Thursday, January 14, 2010

Mark Strand Black Sea

Black Sea by Marky Strand


One clear night while the others slept, I climbed
the stairs to the roof of the house and under a sky
strewn with stars I gazed at the sea, at the spread of it,
the rolling crests of it raked by the wind, becoming
like bits of lace tossed in the air. I stood in the long
whispering night, waiting for something, a sign, the approach
of a distant light, and I imagined you coming closer,
the dark waves of your hair mingling with the sea,
and the dark became desire, and desire the arriving light.
The nearness, the momentary warmth of you as I stood
on that lonely height watching the slow swells of the sea
break on the shore and turn briefly into glass and disappear ...
Why did I believe you would come out of nowhere? Why with all
that the world offers would you come only because I was here?

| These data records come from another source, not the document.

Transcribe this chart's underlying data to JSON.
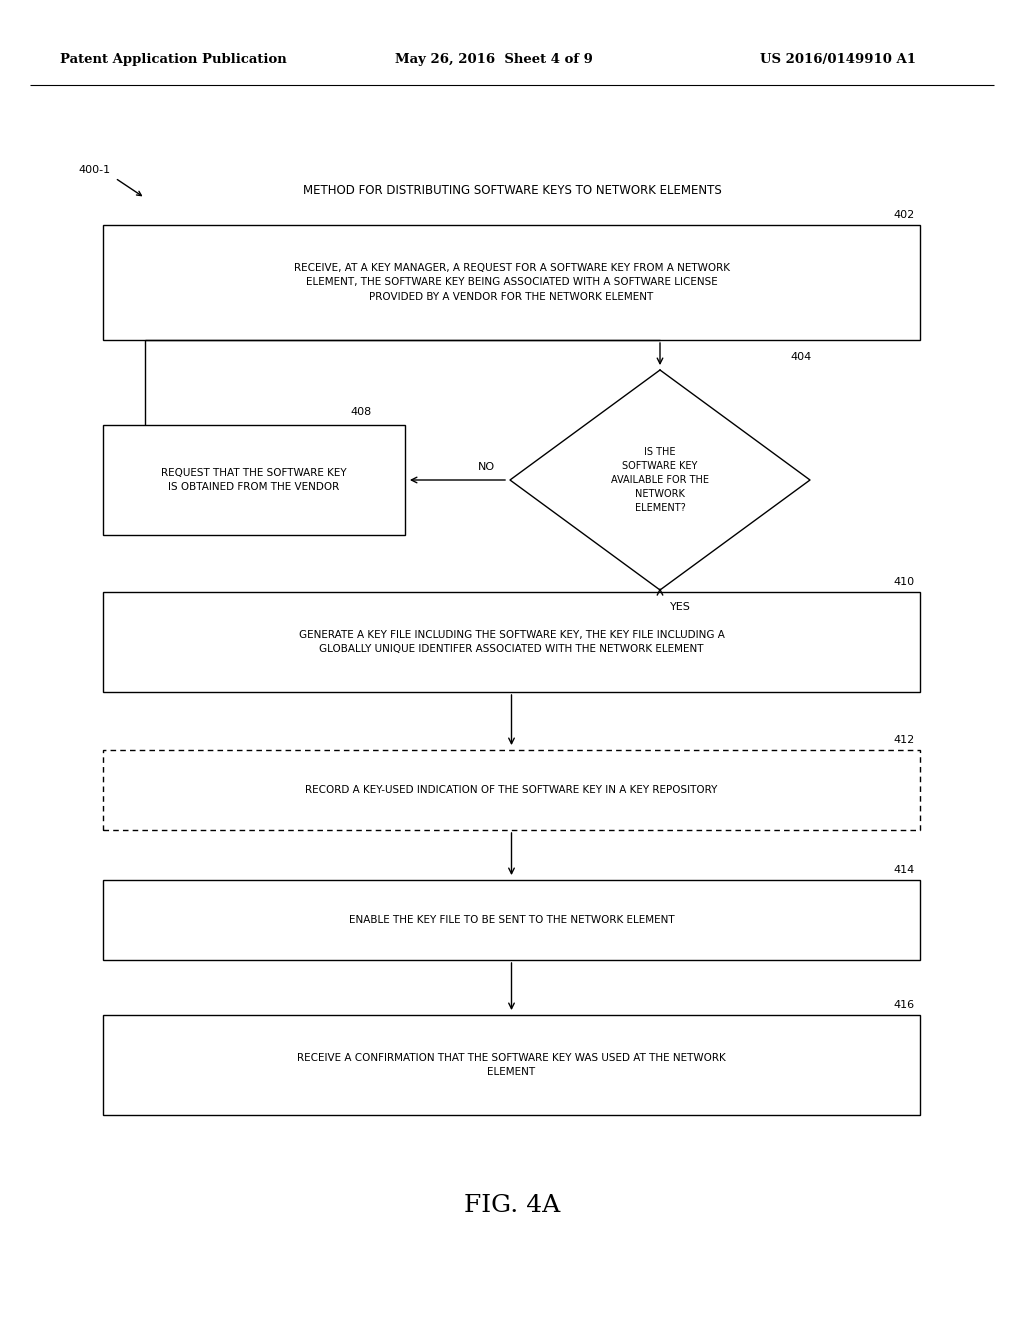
{
  "bg_color": "#ffffff",
  "header_left": "Patent Application Publication",
  "header_mid": "May 26, 2016  Sheet 4 of 9",
  "header_right": "US 2016/0149910 A1",
  "title_label": "400-1",
  "title_text": "METHOD FOR DISTRIBUTING SOFTWARE KEYS TO NETWORK ELEMENTS",
  "box402_label": "402",
  "box402_text": "RECEIVE, AT A KEY MANAGER, A REQUEST FOR A SOFTWARE KEY FROM A NETWORK\nELEMENT, THE SOFTWARE KEY BEING ASSOCIATED WITH A SOFTWARE LICENSE\nPROVIDED BY A VENDOR FOR THE NETWORK ELEMENT",
  "diamond404_label": "404",
  "diamond404_text": "IS THE\nSOFTWARE KEY\nAVAILABLE FOR THE\nNETWORK\nELEMENT?",
  "box408_label": "408",
  "box408_text": "REQUEST THAT THE SOFTWARE KEY\nIS OBTAINED FROM THE VENDOR",
  "no_label": "NO",
  "yes_label": "YES",
  "box410_label": "410",
  "box410_text": "GENERATE A KEY FILE INCLUDING THE SOFTWARE KEY, THE KEY FILE INCLUDING A\nGLOBALLY UNIQUE IDENTIFER ASSOCIATED WITH THE NETWORK ELEMENT",
  "box412_label": "412",
  "box412_text": "RECORD A KEY-USED INDICATION OF THE SOFTWARE KEY IN A KEY REPOSITORY",
  "box414_label": "414",
  "box414_text": "ENABLE THE KEY FILE TO BE SENT TO THE NETWORK ELEMENT",
  "box416_label": "416",
  "box416_text": "RECEIVE A CONFIRMATION THAT THE SOFTWARE KEY WAS USED AT THE NETWORK\nELEMENT",
  "fig_caption": "FIG. 4A",
  "line_color": "#000000",
  "text_color": "#000000",
  "box_fill": "#ffffff",
  "box_edge": "#000000",
  "fontsize_header": 9.5,
  "fontsize_body": 7.5,
  "fontsize_label": 8.0,
  "fontsize_caption": 18
}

This is a more sensative poem. It permeates a man's heart when it desires one it can not have. He uses his infatuation with nature's beaty and the body's natural state to describe this woman whose hair is like the drak waves crashing in the night. Her darkness and ambiguity became his passion and his passion dorve him into a trance till sunrise. Her darkness became his passion until light. His desire is the passion he wants but in his hand. He wants her, the darkness, the passion, the light, his love to come to him to prove his worth. This level of testosterone is surprising for a poet. This display of wanting something simply so the result proves ones worth is present in many and reveals Strand's insecuirities or at least his depiction of the human insecurity that is fragile as glass and changing as the ocean. It is human nature and nature is human.